Our Canada Project Makes a Stop in Hastings!

October 30, 2014

It’s been a while since Tanya Nestoruk spent time in an elementary school but the wait has been worth her while as the Our Canada Project ambassador spends time with young people talking about sustainability and encouraging them to think creatively about their vision of Canada.

Nestoruk, one of 26 ambassadors with the Our Canada Project (representing southern Ontario), was back home chatting with students at Hastings Public School and elementary school alma mater Kent in Campbellford. The CDHS alumnus is now a graduate of the University of Guelph with a degree in Environmental Governance so encouraging youth to brainstorm about the four pillars of sustainability-environmental, social, economic and cultural- is precisely where her academic passions have taken her.

The Our Canada Project was developed by Learning for a Sustainable Future with an “online platform” that allows youth across the country to share their ideas about sustainability, Nestoruk says.

“We’re trying to brainstorm what [they] can do in their school and classroom to be sustainable,” she says. “And if they’re already doing something in the school we are talking about they can re-vamp that idea [and] go back to it and let’s start where people left off.”

During her HPS presentation she began with a video and film samples of projects done at other schools. She wants to reach as diverse a range of youth as possible.

“I’m trying to get a good variety [of groups],” Nestoruk says. “It’s just something to get them thinking about going green and sustainability and from there they can start to talk to their teachers.”
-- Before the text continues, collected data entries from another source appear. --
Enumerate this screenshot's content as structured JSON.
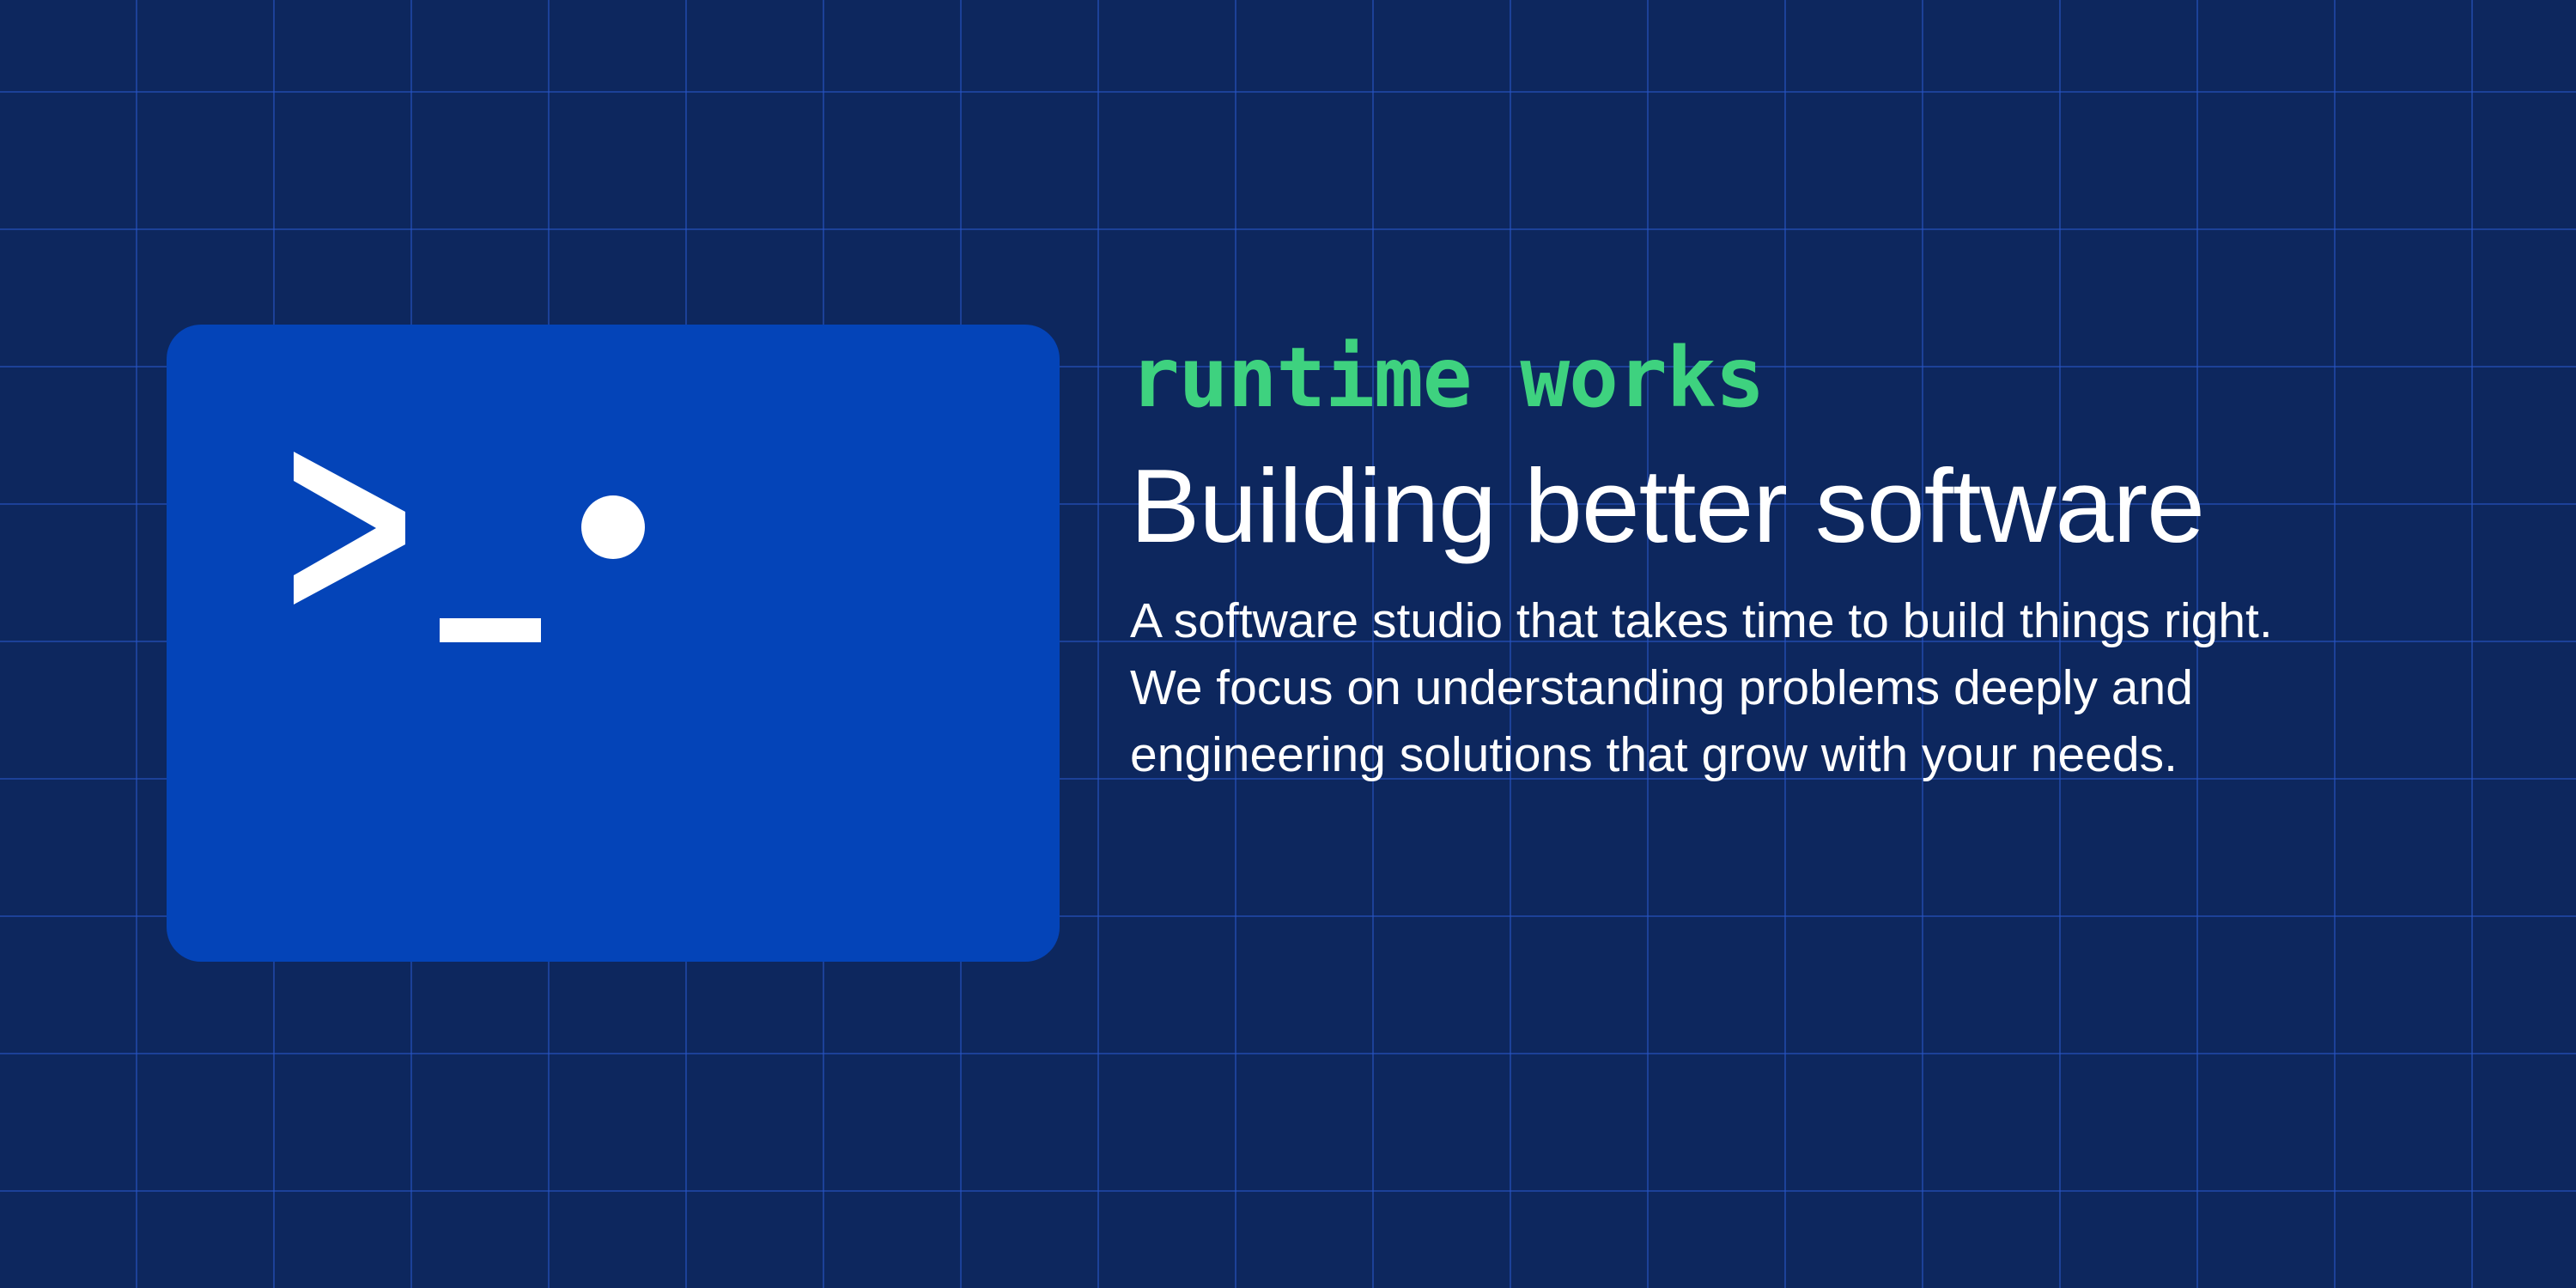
{
  "brand": {
    "name": "runtime works",
    "logo_icon": "terminal-prompt-icon"
  },
  "hero": {
    "headline": "Building better software",
    "description_lines": [
      "A software studio that takes time to build things right.",
      "We focus on understanding problems deeply and",
      "engineering solutions that grow with your needs."
    ]
  },
  "colors": {
    "background": "#0d275e",
    "grid_line": "#2856c8",
    "card": "#0444b8",
    "accent": "#3ed27f",
    "text": "#ffffff"
  }
}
The classroom sessions include mural-drawing with students articulating their ideas in visual form; each of the murals will hang in the school fuelling more discussion about potential projects.

The idea, says Nestoruk, is to stimulate some long-range thinking.

“It’s planting the seed and allowing their ideas to develop from there [and see] what they can do in their particular schools.”

Nestoruk says it’s been an “inspiring” experience. She was one of the founders of the CDHS environmental club and has been back to talk to the club as an Our Canada Project ambassador.

The return to CDHS was thrilling, Nestoruk says, because she represents what is possible for committed and engaged young environmentalists.

“I just think it’s inspiring to see how passionate youth are about the environment and

other forms of sustainability. At university you’re in this bubble that everyone’s so ecologically minded and you think that once you leave that bubble it’s going to change but here it’s not. It’s really awesome to see how passionate people are.”

Her work with the Our Canada Project ties in exactly with her university studies in environmental governance. “My passion has always been talking to youth and promoting sustainability. I’m really passionate about this program because we’re trying to bridge the gap, trying to introduce sustainability into the curriculum. It’s an additional kind of push to get youth thinking about that.”